Releases: RazerArdi/Knowledge-Infused-Multimodal-Retrieval-A-RAG-Based-Approach-for-Context-Aware-Image-Understanding

Fine-Tuned Vision Support & Advanced RAG Metrics

22 Dec 13:56

Choose a tag to compare

This release introduces a major upgrade to the Multimodal RAG System, focusing on Domain Adaptation for the Vision Encoder and a comprehensive Evaluation Framework.

🔥 Key Features

  • Fine-Tuned BLIP-2 Support: Implemented QLoRA (Parameter-Efficient Fine-Tuning) pipeline for BLIP-2 using the Flickr30k dataset.
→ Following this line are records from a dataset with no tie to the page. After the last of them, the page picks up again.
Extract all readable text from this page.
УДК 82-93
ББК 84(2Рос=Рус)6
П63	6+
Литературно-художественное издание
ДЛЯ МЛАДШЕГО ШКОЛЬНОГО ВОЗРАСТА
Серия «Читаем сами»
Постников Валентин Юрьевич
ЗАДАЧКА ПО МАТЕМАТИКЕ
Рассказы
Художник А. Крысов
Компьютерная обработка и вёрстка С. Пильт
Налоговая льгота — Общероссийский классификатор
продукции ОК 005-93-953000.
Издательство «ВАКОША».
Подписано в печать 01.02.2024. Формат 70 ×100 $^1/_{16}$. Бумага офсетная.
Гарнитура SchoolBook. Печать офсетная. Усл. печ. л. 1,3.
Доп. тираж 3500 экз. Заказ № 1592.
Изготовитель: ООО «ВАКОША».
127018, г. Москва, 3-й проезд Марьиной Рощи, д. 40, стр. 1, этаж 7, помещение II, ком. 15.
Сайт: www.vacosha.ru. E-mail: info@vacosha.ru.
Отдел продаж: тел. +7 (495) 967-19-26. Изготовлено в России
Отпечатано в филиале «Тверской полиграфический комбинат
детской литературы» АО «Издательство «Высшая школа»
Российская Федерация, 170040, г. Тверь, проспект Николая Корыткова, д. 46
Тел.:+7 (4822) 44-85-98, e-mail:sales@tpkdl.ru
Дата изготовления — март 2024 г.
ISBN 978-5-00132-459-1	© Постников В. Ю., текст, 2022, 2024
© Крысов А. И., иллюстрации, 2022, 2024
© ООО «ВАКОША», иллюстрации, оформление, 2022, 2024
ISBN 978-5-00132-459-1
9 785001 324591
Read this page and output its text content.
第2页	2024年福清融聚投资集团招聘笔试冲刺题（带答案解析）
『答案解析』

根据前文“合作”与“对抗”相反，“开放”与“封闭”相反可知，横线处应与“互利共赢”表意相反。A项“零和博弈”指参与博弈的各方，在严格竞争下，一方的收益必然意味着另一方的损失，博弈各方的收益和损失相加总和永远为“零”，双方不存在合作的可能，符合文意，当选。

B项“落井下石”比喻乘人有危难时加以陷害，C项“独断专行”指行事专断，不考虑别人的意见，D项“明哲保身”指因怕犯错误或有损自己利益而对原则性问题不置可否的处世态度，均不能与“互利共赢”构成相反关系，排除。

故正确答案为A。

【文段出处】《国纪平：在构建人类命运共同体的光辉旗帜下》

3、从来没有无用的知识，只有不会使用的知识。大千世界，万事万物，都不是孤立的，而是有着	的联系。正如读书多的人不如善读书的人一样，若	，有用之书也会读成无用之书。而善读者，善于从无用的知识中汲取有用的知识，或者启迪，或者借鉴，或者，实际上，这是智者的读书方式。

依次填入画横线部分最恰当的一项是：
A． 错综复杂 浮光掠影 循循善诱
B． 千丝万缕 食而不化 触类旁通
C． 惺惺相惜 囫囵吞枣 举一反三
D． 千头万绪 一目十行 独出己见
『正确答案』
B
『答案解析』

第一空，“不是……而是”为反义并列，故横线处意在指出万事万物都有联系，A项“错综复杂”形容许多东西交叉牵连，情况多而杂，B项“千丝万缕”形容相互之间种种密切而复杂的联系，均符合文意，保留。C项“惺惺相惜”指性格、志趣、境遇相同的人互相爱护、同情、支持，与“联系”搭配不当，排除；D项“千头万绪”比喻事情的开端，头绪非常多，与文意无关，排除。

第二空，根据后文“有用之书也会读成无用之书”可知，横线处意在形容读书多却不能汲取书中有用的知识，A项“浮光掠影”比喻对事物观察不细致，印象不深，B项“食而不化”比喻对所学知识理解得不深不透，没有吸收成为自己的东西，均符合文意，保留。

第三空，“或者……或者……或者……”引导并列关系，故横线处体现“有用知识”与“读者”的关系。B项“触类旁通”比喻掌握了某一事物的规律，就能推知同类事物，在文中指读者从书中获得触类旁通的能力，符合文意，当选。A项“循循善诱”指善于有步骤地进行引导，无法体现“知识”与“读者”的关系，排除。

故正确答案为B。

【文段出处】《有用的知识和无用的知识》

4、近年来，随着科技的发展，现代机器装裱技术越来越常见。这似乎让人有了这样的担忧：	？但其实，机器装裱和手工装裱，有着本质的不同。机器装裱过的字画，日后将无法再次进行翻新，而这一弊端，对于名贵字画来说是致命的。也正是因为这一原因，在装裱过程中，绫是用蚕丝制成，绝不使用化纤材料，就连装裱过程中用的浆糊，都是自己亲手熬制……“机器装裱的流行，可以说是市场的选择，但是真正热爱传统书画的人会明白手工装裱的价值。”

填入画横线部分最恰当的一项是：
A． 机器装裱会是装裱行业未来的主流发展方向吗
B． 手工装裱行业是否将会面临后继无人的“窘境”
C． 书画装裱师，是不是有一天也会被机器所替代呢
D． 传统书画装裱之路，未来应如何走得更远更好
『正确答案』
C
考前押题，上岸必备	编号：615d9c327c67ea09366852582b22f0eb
The system now automatically detects and loads peft adapters for domain-specific captioning.
  • RAG Evaluation Triad:
    • Retrieval: GT Match Rate (Recall@K).
    • Perception: BLEU-4 and ROUGE-L metrics to evaluate caption quality against Ground Truth.
    • Reasoning: Implemented Unsupervised RAG Metrics (Faithfulness & Answer Relevance) using CLIP Latent Space embeddings to audit Llama-3's hallucinations.

🛠 Technical Improvements

  • Optimized Training Loop: Added Gradient Accumulation logic to enable fine-tuning on consumer GPUs (8GB VRAM).
  • Smart UI Updates: Streamlit interface now displays real-time academic metrics with visual status indicators (🔴🟡🟢).
  • Auto-Dependency: Added automatic installation for metric libraries (nltk, rouge-score).

📦 How to Use

  1. Run the training notebook (FinalProject_Multimodal_RAG.ipynb) to generate the adapter.
  2. Ensure fine_tuned_blip2_adapter folder is in the root directory.
  3. Run streamlit run app.py.

This milestone marks the completion of the system's evaluation methodology and domain adaptation phase.

🧪 Methodology Updates

  1. Domain Adaptation:

    • Implemented LoRA (Low-Rank Adaptation) fine-tuning on the BLIP-2 OPT-2.7b model.
    • Objective: To align visual feature extraction with the specific linguistic style of the Flickr30k dataset.
  2. Quantitative Evaluation Framework:

    • Lexical Metrics: Integrated BLEU-4 and ROUGE-L to measure the syntactic alignment of generated captions.
    • Semantic Metrics: Utilized CLIP-based Cosine Similarity to measure:
      • Answer Relevance: Semantic distance between User Query and Generated Answer.
      • Faithfulness: Semantic distance between Visual Evidence and Generated Answer.

📊 Results

Initial benchmarks show significant improvement in caption relevance after fine-tuning, with the RAG module demonstrating high faithfulness scores (>0.5) in auditing tasks.